Hasil wawancara dengan keluarga yang memiliki lansia dengan penyakit kronik di Kelurahan Gedung Johor Medan, diantaranya mengatakan bahwa mereka tidak pernah mendapatkan informasi pendidikan kesehatan tentang bagaimana cara merawat lansia dengan penyakit kronis. Keluarga juga tidak mengetahui kebutuhan-kebutuhan yang diperlukan oleh lansia dalam mendukung dan meningkatkan kesehatannya. Salah satu keluhan yang umum dialami oleh lansia dengan penyakit kronis yakni kelemahan dan imobilitas. Masalah kesehatan ini dapat diatasi dengan menerapkan latihan rentang pergerakan (ROM) kepada lansia untuk meningkatkan kekuatan otot sehingga menunjang kualitas hidup lansia. Berdasarkan wawancara tersebut, dapat disimpulkan bahwa keluarga yang memiliki lansia dengan penyakit kronik kurang mendapatkan informasi tentang cara merawat lansia dengan penyakit kronik.

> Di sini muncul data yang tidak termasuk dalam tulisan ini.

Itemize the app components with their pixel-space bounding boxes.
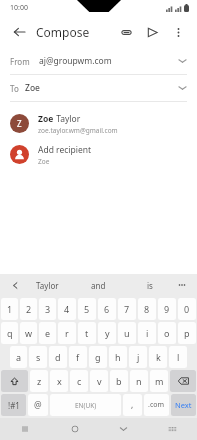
- button[interactable]: l: [169, 346, 187, 368]
- button[interactable]: b: [110, 370, 128, 392]
- staticText: o: [164, 327, 170, 339]
- button[interactable]: 1: [1, 298, 18, 320]
- staticText: Zoe: [25, 82, 40, 94]
- staticText: q: [7, 327, 13, 339]
- staticText: x: [57, 375, 62, 387]
- staticText: 8: [144, 303, 150, 315]
- button[interactable]: p: [178, 322, 196, 344]
- button[interactable]: To: [0, 75, 197, 102]
- button[interactable]: and: [73, 280, 124, 291]
- button[interactable]: 3: [39, 298, 56, 320]
- button[interactable]: From: [0, 48, 197, 75]
- button[interactable]: Previous suggestions: [8, 278, 22, 292]
- button[interactable]: g: [89, 346, 107, 368]
- staticText: 6: [104, 303, 110, 315]
- staticText: Zoe: [38, 157, 50, 166]
- staticText: a: [16, 351, 22, 363]
- button[interactable]: x: [50, 370, 68, 392]
- button[interactable]: 6: [98, 298, 116, 320]
- button[interactable]: Shift: [1, 370, 28, 392]
- button[interactable]: m: [150, 370, 168, 392]
- staticText: zoe.taylor.wm@gmail.com: [38, 126, 118, 135]
- staticText: @: [34, 399, 42, 411]
- button[interactable]: i: [138, 322, 156, 344]
- staticText: y: [105, 327, 110, 339]
- button[interactable]: Backspace: [170, 370, 196, 392]
- staticText: EN(UK): [75, 401, 97, 410]
- staticText: Zoe: [38, 113, 54, 125]
- button[interactable]: 5: [78, 298, 96, 320]
- button[interactable]: d: [49, 346, 67, 368]
- staticText: and: [91, 280, 106, 291]
- button[interactable]: More suggestions: [175, 278, 189, 292]
- staticText: Taylor: [54, 113, 81, 125]
- button[interactable]: o: [158, 322, 176, 344]
- staticText: k: [156, 351, 161, 363]
- button[interactable]: Attach: [115, 21, 137, 43]
- staticText: r: [65, 327, 69, 339]
- button[interactable]: 9: [158, 298, 176, 320]
- button[interactable]: k: [149, 346, 167, 368]
- staticText: u: [124, 327, 130, 339]
- button[interactable]: s: [29, 346, 47, 368]
- staticText: 0: [184, 303, 190, 315]
- button[interactable]: w: [20, 322, 37, 344]
- button[interactable]: 4: [58, 298, 76, 320]
- button[interactable]: is: [124, 280, 175, 291]
- button[interactable]: Next: [171, 394, 196, 416]
- button[interactable]: Z: [0, 108, 197, 139]
- staticText: Taylor: [36, 280, 59, 291]
- button[interactable]: r: [58, 322, 76, 344]
- staticText: .com: [148, 400, 165, 410]
- staticText: aj@groupwm.com: [39, 55, 112, 67]
- button[interactable]: Hide keyboard: [99, 418, 148, 440]
- button[interactable]: ,: [123, 394, 142, 416]
- button[interactable]: Keyboard layout: [148, 418, 197, 440]
- button[interactable]: 2: [20, 298, 37, 320]
- button[interactable]: c: [70, 370, 88, 392]
- staticText: d: [55, 351, 61, 363]
- button[interactable]: h: [109, 346, 127, 368]
- staticText: From: [10, 56, 30, 67]
- button[interactable]: .com: [144, 394, 169, 416]
- staticText: 4: [64, 303, 70, 315]
- button[interactable]: 8: [138, 298, 156, 320]
- staticText: i: [146, 327, 149, 339]
- button[interactable]: e: [39, 322, 56, 344]
- staticText: 9: [164, 303, 170, 315]
- staticText: v: [97, 375, 102, 387]
- staticText: w: [25, 327, 33, 339]
- button[interactable]: Taylor: [22, 280, 73, 291]
- staticText: Compose: [36, 24, 90, 40]
- button[interactable]: More options: [167, 21, 189, 43]
- button[interactable]: q: [1, 322, 18, 344]
- button[interactable]: 7: [118, 298, 136, 320]
- staticText: p: [184, 327, 190, 339]
- button[interactable]: t: [78, 322, 96, 344]
- button[interactable]: z: [30, 370, 48, 392]
- staticText: 7: [124, 303, 130, 315]
- button[interactable]: Send: [141, 21, 163, 43]
- button[interactable]: Space: [50, 394, 121, 416]
- staticText: j: [137, 351, 140, 363]
- button[interactable]: a: [10, 346, 27, 368]
- button[interactable]: f: [69, 346, 87, 368]
- button[interactable]: Add recipient: [0, 139, 197, 170]
- staticText: 10:00: [10, 3, 28, 13]
- button[interactable]: y: [98, 322, 116, 344]
- button[interactable]: Recents: [0, 418, 50, 440]
- button[interactable]: !#1: [1, 394, 26, 416]
- button[interactable]: Back: [8, 21, 30, 43]
- button[interactable]: Home: [50, 418, 99, 440]
- staticText: !#1: [8, 400, 20, 411]
- button[interactable]: @: [28, 394, 48, 416]
- staticText: f: [76, 351, 80, 363]
- button[interactable]: j: [129, 346, 147, 368]
- staticText: e: [45, 327, 51, 339]
- staticText: g: [95, 351, 101, 363]
- button[interactable]: n: [130, 370, 148, 392]
- button[interactable]: 0: [178, 298, 196, 320]
- button[interactable]: u: [118, 322, 136, 344]
- button[interactable]: v: [90, 370, 108, 392]
- staticText: 3: [45, 303, 51, 315]
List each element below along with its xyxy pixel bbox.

Oleh karena itu, saya tertarik untuk memberikan intervensi kepada lansia dan juga kepada keluarga agar dapat merawat lansia dengan penyakit kronik ini sebagai bentuk pelayanan asuhan keperawatan pada lansia binaan dengan penyakit kronik di Kelurahan Gedung Johor Kecamatan Gedung Johor dalam rangka menyelesaikan mata ajar Pengalaman Belajar Lapangan Komprehensif.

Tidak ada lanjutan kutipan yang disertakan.